Un drame juridique sans précédent s’empare de l’Afrique du Sud, alors que l’ancien président Jacob Zuma exhorte les tribunaux à bloquer l’échéance de minuit fixée à la police pour l’arrêter.
M. Zuma, 79 ans, a été contraint de démissionner en 2018 après neuf ans au pouvoir.
La semaine dernière, la Cour constitutionnelle sud-africaine l’a condamné à une peine de 15 mois de prison pour outrage à la justice, après qu’il ne se soit pas présenté à une enquête sur la corruption.
Il n’est pas certain que la police s’en tienne à la date limite de mercredi.
En théorie, le leader vétéran devrait être entre les mains des autorités pénitentiaires à minuit heure locale (22h00 GMT), ayant déjà refusé de se rendre dimanche.
Mais mardi, ses avocats ont demandé à la Haute Cour de Pietermaritzburg d’interrompre l’arrestation, et le jugement ne doit être rendu qu’à 11 h 30, heure locale, vendredi.
La police va-t-elle agir contre Zuma ou non ?
Avant l’audience de mardi, les avocats de la police ont déclaré à la Cour constitutionnelle qu’ils allaient suspendre l’ordre d’arrestation en raison de la « situation unique présentée par les développements et la matrice juridique en cause ».
Cela pourrait les amener à attendre pour détenir M. Zuma que ses options légales soient épuisées.
L’ex-président pourrait également tenter de négocier une libération sous caution.
Cependant, d’autres intervenants soulignent que le mandat d’arrêt est toujours valable.
Le ministre de la police, Bheki Cele, a déclaré au site d’information sud-africain News24 qu’il pensait que les tribunaux sud-africains avaient jeté la police en pâture et qu’ils avaient « brouillé » un jugement « très clair » en autorisant la poursuite des actions en justice de M. Zuma. Les appels des jugements de la Cour constitutionnelle ne sont normalement pas autorisés.
A la question de savoir s’il pourrait lui-même avoir des ennuis s’il n’exécutait pas le mandat d’arrêt, le ministre a répondu : « Je ne suis pas prêt à être accusé d’outrage à la Cour ».

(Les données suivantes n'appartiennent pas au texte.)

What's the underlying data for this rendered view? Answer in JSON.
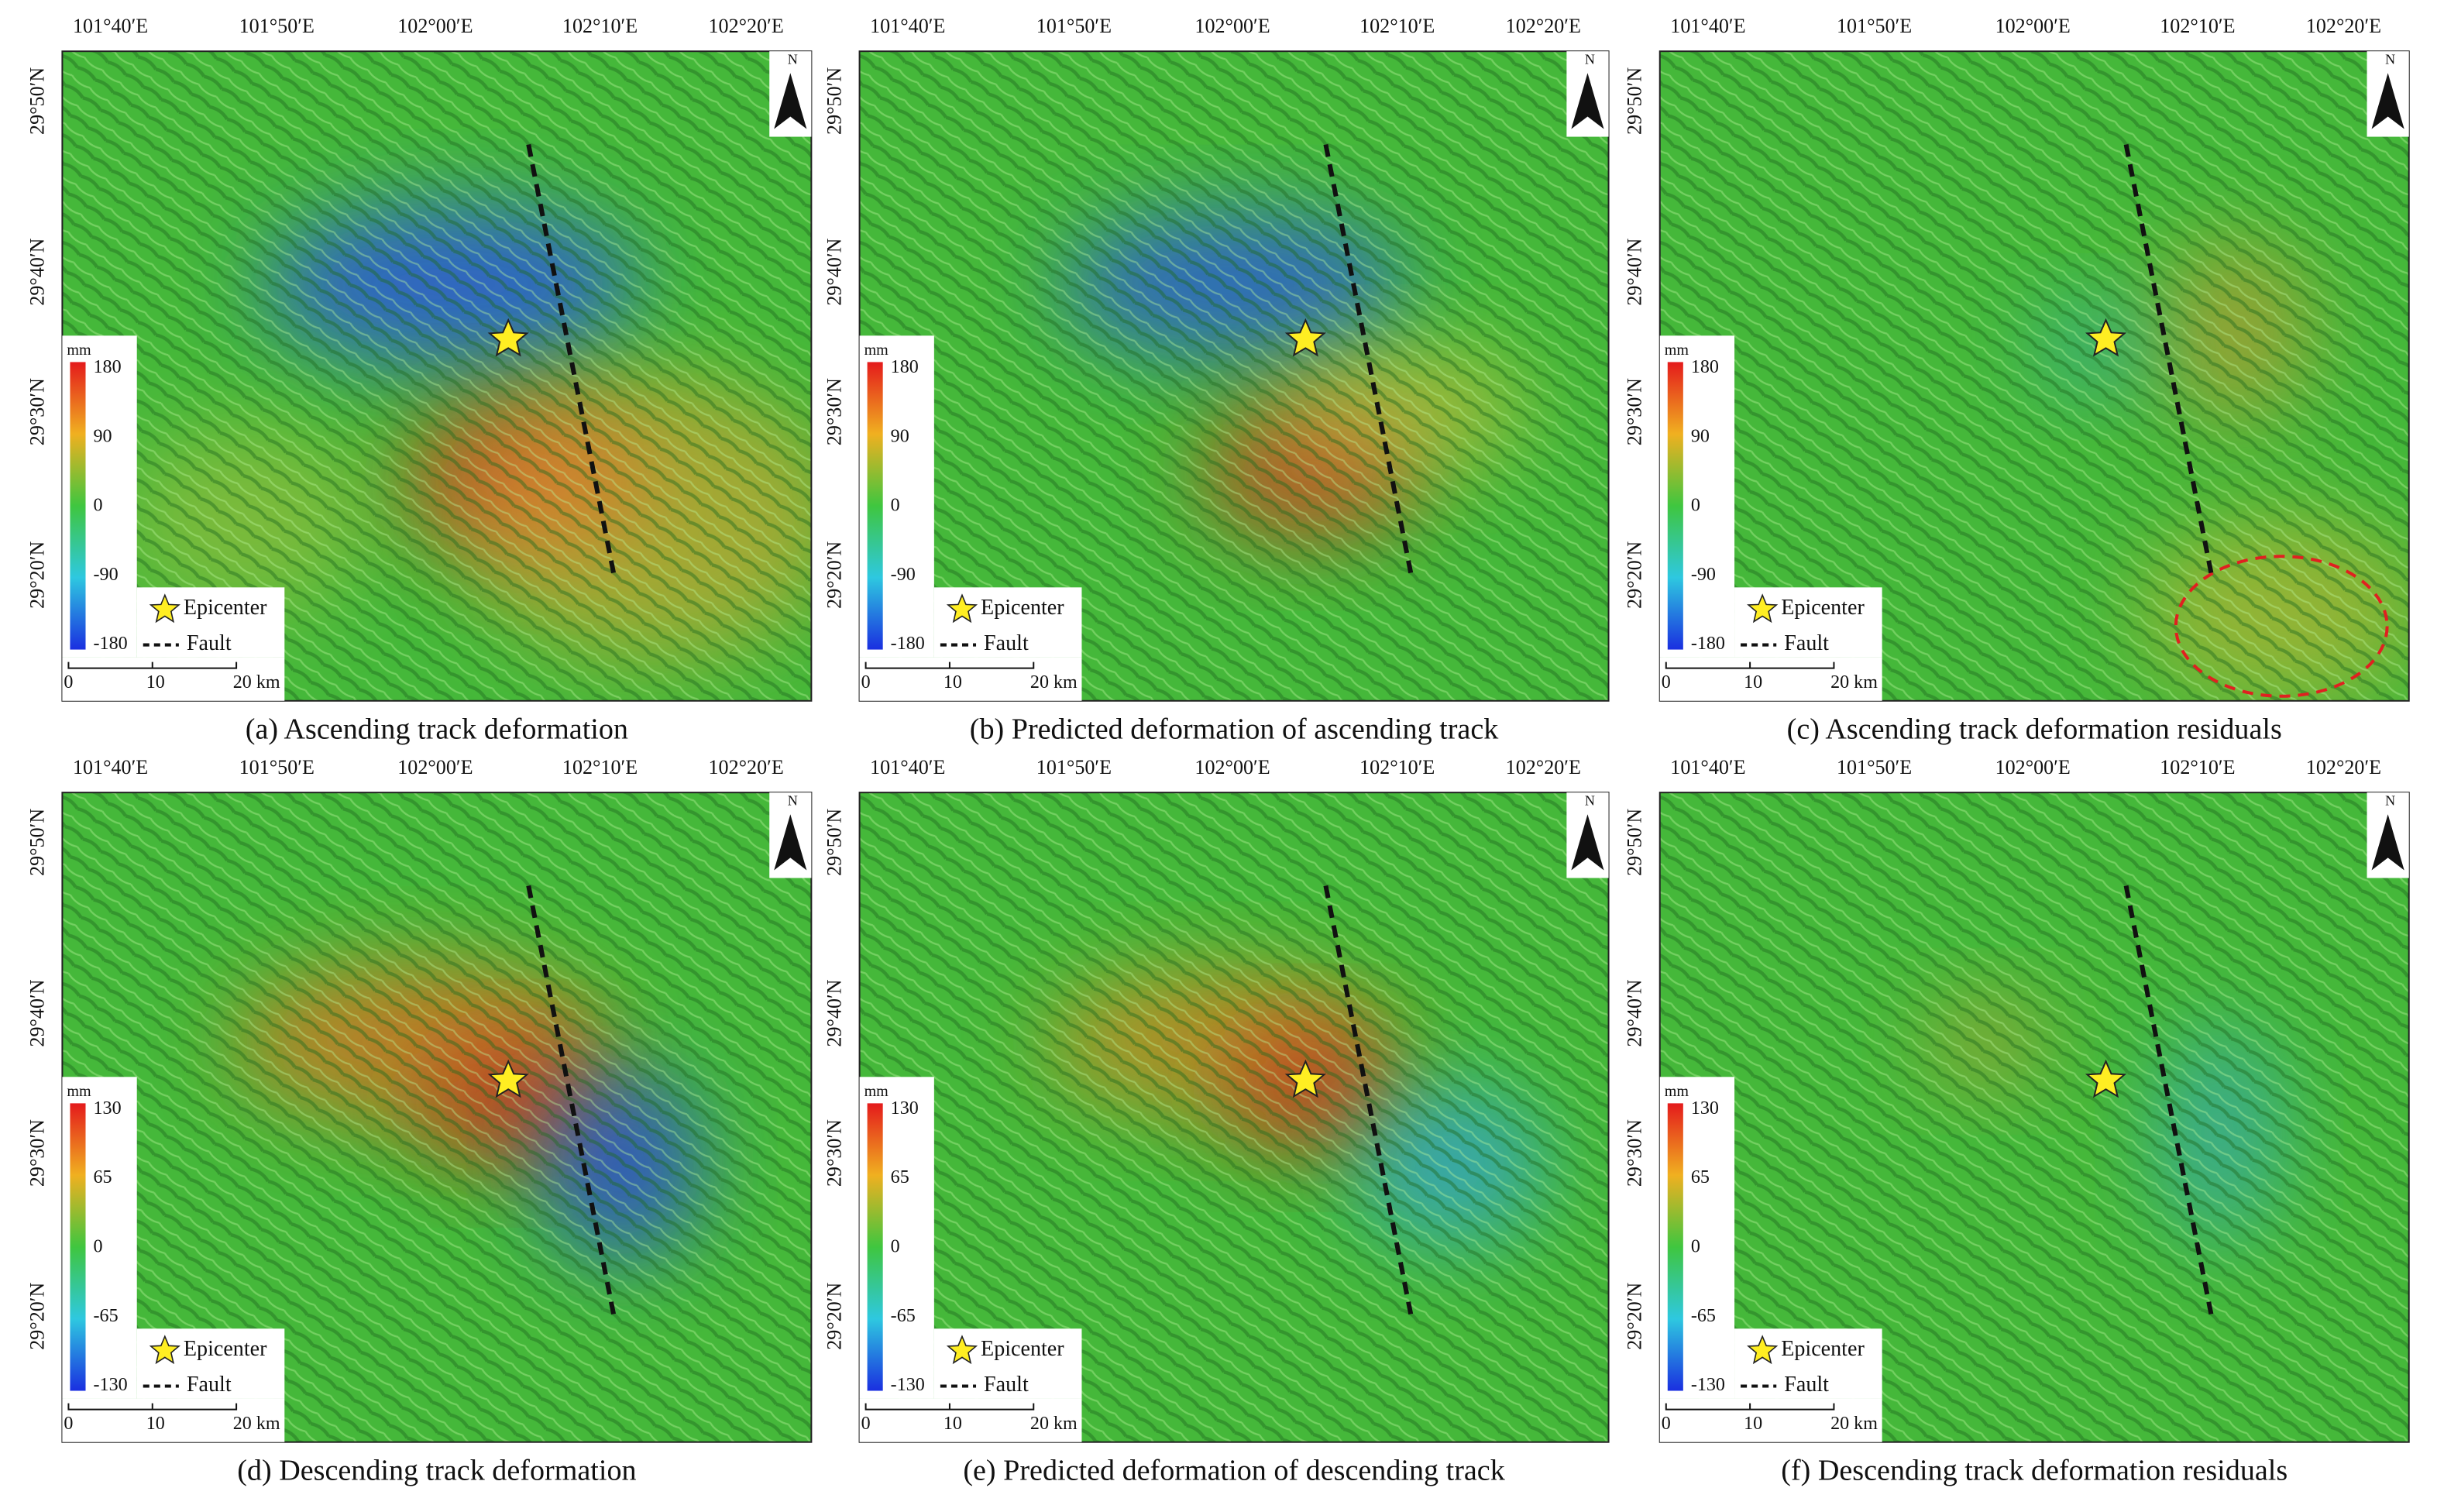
{
  "figure": {
    "panels": [
      {
        "caption": "(a) Ascending track deformation",
        "lon_labels": [
          "101°40′E",
          "101°50′E",
          "102°00′E",
          "102°10′E",
          "102°20′E"
        ],
        "lat_labels": [
          "29°50′N",
          "29°40′N",
          "29°30′N",
          "29°20′N"
        ],
        "legend": {
          "unit": "mm",
          "ticks": [
            180,
            90,
            0,
            -90,
            -180
          ],
          "epicenter": "Epicenter",
          "fault": "Fault"
        },
        "scale": [
          "0",
          "10",
          "20 km"
        ],
        "north": "N"
      },
      {
        "caption": "(b) Predicted deformation of ascending track",
        "lon_labels": [
          "101°40′E",
          "101°50′E",
          "102°00′E",
          "102°10′E",
          "102°20′E"
        ],
        "lat_labels": [
          "29°50′N",
          "29°40′N",
          "29°30′N",
          "29°20′N"
        ],
        "legend": {
          "unit": "mm",
          "ticks": [
            180,
            90,
            0,
            -90,
            -180
          ],
          "epicenter": "Epicenter",
          "fault": "Fault"
        },
        "scale": [
          "0",
          "10",
          "20 km"
        ],
        "north": "N"
      },
      {
        "caption": "(c) Ascending track deformation residuals",
        "lon_labels": [
          "101°40′E",
          "101°50′E",
          "102°00′E",
          "102°10′E",
          "102°20′E"
        ],
        "lat_labels": [
          "29°50′N",
          "29°40′N",
          "29°30′N",
          "29°20′N"
        ],
        "legend": {
          "unit": "mm",
          "ticks": [
            180,
            90,
            0,
            -90,
            -180
          ],
          "epicenter": "Epicenter",
          "fault": "Fault"
        },
        "scale": [
          "0",
          "10",
          "20 km"
        ],
        "north": "N"
      },
      {
        "caption": "(d) Descending track deformation",
        "lon_labels": [
          "101°40′E",
          "101°50′E",
          "102°00′E",
          "102°10′E",
          "102°20′E"
        ],
        "lat_labels": [
          "29°50′N",
          "29°40′N",
          "29°30′N",
          "29°20′N"
        ],
        "legend": {
          "unit": "mm",
          "ticks": [
            130,
            65,
            0,
            -65,
            -130
          ],
          "epicenter": "Epicenter",
          "fault": "Fault"
        },
        "scale": [
          "0",
          "10",
          "20 km"
        ],
        "north": "N"
      },
      {
        "caption": "(e) Predicted deformation of descending track",
        "lon_labels": [
          "101°40′E",
          "101°50′E",
          "102°00′E",
          "102°10′E",
          "102°20′E"
        ],
        "lat_labels": [
          "29°50′N",
          "29°40′N",
          "29°30′N",
          "29°20′N"
        ],
        "legend": {
          "unit": "mm",
          "ticks": [
            130,
            65,
            0,
            -65,
            -130
          ],
          "epicenter": "Epicenter",
          "fault": "Fault"
        },
        "scale": [
          "0",
          "10",
          "20 km"
        ],
        "north": "N"
      },
      {
        "caption": "(f) Descending track deformation residuals",
        "lon_labels": [
          "101°40′E",
          "101°50′E",
          "102°00′E",
          "102°10′E",
          "102°20′E"
        ],
        "lat_labels": [
          "29°50′N",
          "29°40′N",
          "29°30′N",
          "29°20′N"
        ],
        "legend": {
          "unit": "mm",
          "ticks": [
            130,
            65,
            0,
            -65,
            -130
          ],
          "epicenter": "Epicenter",
          "fault": "Fault"
        },
        "scale": [
          "0",
          "10",
          "20 km"
        ],
        "north": "N"
      }
    ]
  }
}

Son porte-parole a ajouté mercredi : « Si nous n’avons pas de nouvelles de la Cour constitutionnelle – ce qui n’est pas le cas pour l’instant – nous avons jusqu’à minuit ce soir pour exécuter l’ordre. »
Les partisans jurent de bloquer l’arrestation
Bien que M. Zuma ait été évincé du pouvoir par son propre parti, le Congrès national africain (ANC), il conserve un groupe de partisans fidèles, notamment dans sa province natale du KwaZulu-Natal.
L’Afrique du Sud n’a jamais vu un ancien président emprisonné auparavant, et ils sont déterminés à ce que celui que l’on surnommait autrefois le « président Teflon » pour ses capacités de survie ne soit pas le premier.
Dimanche, la foule a formé ce qu’elle a appelé un bouclier humain devant la résidence palatiale de M. Zuma.
Nomsa Maseko, de la BBC, présent sur les lieux, a noté que le rassemblement était illégal en vertu de la réglementation Covid-19 visant à freiner la propagation de la maladie.
L’absence d’intervention de la police a conduit de nombreuses personnes à se demander si l’ancien président était au-dessus des lois.
Un partisan, Lindokuhle Maphalala, a déclaré à l’AFP que si le chef de la police venait arrêter M. Zuma, « il doit commencer par nous ».
M. Zuma, un vétéran de la lutte contre la domination de la minorité blanche en Afrique du Sud, qui a été emprisonné pendant 10 ans à Robben Island aux côtés de Nelson Mandela, a déclaré qu’il était prêt à aller en prison. Il a toutefois fait valoir que « m’envoyer en prison au plus fort d’une pandémie, à mon âge, équivaut à me condamner à mort ».
M. Zuma a déclaré à plusieurs reprises qu’il était victime d’une conspiration politique. Il n’a témoigné qu’une seule fois dans le cadre de l’enquête sur la corruption concernant ce qu’il est convenu d’appeler la « capture de l’État », c’est-à-dire le siphonage des biens de l’État, et a refusé de se représenter.
Dans une affaire juridique distincte, M. Zuma a plaidé non coupable le mois dernier dans un procès pour corruption portant sur un contrat d’armement de 5 milliards de dollars (3 milliards de livres) datant des années 1990.